Jühnsdorfer (Teltow-Fläming) sorgen für die Restaurierung und originalgetreue Teilrekonstruktion ihrer Orgel

Mit dem Umbau der Dorfkirche Jühnsdorf (TF) im Jahre 1869 unter dem Patronat der Familie von dem Knesebeck, wurde durch den Hoforgelbaumeister Wilhelm Remler (*1824/ †1896) eine frühromantische und für Brandenburgische Dorfkirchen mit einer außerordentlichen Ausstattung mit zwei Manualen und Pedal sowie mechanischer Traktur, 10 Registern und einer Transmission erschaffene Orgel errichtet.

Die Familie von dem Knesebeck stellte zu dieser Zeit mehrere Landräte des damaligen Kreises Teltow. Da Jühnsdorf damals der Wohnsitz des Landrates war, ist die Prominenz dieser Orgel nachvollziehbar, denn die Familie von dem Knesebeck verfügte über weitreichende Kontakte zum preußischen Hof und konnte deshalb den Hoforgelbaumeister für die Kirche gewinnen. Die Familie von dem Knesebeck unterstützte auf ihre Weise durch den Orgelbau eine Bildungsoffensive des preußischen Staates: Jeder Dorfschullehrer musste entweder Geige oder Orgel spielen können. Seine Schülerinnen und Schüler kamen somit auch in den Genuss musikalischer Erziehung.
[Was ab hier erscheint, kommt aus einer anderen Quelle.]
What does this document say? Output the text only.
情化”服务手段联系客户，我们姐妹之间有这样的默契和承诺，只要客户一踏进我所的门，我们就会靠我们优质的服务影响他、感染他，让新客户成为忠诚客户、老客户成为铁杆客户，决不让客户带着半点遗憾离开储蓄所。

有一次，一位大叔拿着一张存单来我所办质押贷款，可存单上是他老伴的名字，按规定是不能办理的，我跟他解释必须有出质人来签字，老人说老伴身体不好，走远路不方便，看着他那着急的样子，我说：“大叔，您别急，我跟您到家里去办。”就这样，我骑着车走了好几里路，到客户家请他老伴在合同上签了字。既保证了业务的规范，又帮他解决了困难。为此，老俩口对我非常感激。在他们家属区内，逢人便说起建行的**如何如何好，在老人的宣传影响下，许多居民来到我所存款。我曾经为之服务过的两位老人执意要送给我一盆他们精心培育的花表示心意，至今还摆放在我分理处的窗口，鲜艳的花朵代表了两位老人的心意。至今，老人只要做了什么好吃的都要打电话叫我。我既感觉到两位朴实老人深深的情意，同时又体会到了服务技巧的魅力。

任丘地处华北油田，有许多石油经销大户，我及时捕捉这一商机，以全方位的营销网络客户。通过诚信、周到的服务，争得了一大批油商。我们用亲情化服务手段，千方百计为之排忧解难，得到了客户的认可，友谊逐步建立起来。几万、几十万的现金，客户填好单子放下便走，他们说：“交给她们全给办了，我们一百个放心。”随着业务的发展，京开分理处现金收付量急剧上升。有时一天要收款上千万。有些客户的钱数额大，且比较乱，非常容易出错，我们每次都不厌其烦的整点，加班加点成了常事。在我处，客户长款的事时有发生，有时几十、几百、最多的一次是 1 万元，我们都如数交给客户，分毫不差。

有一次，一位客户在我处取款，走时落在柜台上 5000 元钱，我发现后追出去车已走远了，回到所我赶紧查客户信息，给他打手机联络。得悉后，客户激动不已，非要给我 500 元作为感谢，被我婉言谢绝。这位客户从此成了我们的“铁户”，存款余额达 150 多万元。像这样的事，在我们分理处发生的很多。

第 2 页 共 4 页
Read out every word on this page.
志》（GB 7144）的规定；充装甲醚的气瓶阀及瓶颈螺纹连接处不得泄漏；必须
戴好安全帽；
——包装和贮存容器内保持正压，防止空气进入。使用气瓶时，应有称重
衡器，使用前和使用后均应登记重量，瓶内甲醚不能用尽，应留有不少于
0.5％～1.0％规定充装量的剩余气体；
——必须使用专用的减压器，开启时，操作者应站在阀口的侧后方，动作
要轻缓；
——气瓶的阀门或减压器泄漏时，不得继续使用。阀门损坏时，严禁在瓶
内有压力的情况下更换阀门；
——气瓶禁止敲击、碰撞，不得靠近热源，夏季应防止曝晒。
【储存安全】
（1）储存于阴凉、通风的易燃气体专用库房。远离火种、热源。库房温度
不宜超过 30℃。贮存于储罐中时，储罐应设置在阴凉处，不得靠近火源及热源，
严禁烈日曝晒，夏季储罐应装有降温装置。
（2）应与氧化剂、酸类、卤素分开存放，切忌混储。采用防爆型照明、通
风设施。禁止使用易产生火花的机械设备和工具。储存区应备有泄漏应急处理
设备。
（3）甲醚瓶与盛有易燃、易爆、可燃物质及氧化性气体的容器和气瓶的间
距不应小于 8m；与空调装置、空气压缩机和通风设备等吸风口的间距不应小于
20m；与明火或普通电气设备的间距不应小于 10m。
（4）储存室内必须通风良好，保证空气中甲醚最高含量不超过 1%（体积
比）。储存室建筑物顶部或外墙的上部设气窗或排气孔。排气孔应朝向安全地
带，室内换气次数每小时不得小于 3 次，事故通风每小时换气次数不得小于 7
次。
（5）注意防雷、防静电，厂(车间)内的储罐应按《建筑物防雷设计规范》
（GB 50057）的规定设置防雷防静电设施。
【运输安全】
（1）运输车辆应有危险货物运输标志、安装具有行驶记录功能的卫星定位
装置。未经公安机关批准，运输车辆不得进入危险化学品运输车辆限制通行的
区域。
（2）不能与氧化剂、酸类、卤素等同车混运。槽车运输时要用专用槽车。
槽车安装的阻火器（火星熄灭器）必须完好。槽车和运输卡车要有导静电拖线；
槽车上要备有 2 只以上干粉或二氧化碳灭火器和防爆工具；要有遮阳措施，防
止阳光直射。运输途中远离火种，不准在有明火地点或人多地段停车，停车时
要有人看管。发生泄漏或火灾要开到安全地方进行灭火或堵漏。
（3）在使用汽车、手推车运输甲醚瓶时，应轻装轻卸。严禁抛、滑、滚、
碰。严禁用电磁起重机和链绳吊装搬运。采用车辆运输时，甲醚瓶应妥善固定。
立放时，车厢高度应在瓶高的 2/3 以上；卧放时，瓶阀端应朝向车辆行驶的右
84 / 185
Unserer Orgel in Jühnsdorf ist vor allem in der Folge des Zweiten Weltkriegs die Luft ausgegangen. Mehr noch: Das Instrument wurde mutwillig zerstört und teilweise geplündert. Unsere Kirche ist und soll vermehrt der Identifikationsort für unser Dorf sein, seine sinnstiftende Mitte. Die vielfältige Nutzung als Gottesdienstraum und als Ort der Kultur soll dieses Anliegen mit Leben erfüllen. Deshalb engagieren wir uns seit Jahren für unsere Kirche. Für die gelungene Kirchturmsanierung konnten wir 2016 den Denkmalpflegepreis des Landkreises Teltow-Fläming entgegennehmen.

Orgelempore ohne Dielen

Um den historischen Zustand der Orgel wiederherzustellen, werden die vorhandenen Teile wie der Spieltisch, die mechanische Traktur und die Originalpfeifen denkmalgerecht restauriert und überarbeitet. Auch das Orgelgehäuse wird nach restauratorischem Gutachten in die Ursprungsfassung zurückgeführt. Schließlich soll das fehlende Pfeifenwerk den Ansprüchen des Denkmalschutzes entsprechend anhand noch existierender Vorbilder wieder entstehen. Grundlage dafür ist der in unserem Archiv vorhandene bauzeitliche Original-Kostenanschlag vom 23. Januar 1864 von Wilhelm Remler mit den angegebenen Materialvorgaben. Auch die Windanlage mit Balg und Windladen wird entsprechend dem Original überarbeitet und ergänzt. Kurz: Die evangelische Kirchengemeinde Blankenfelde-Jühnsdorf, die Einwohner Jühnsdorfs und viele Freunde und Förderer der Dorfkirche Jühnsdorf haben es sich zur Aufgabe gemacht, die Wilhelm Remler-Orgel in der Dorfkirche Jühnsdorf wieder zum Klingen zu bringen.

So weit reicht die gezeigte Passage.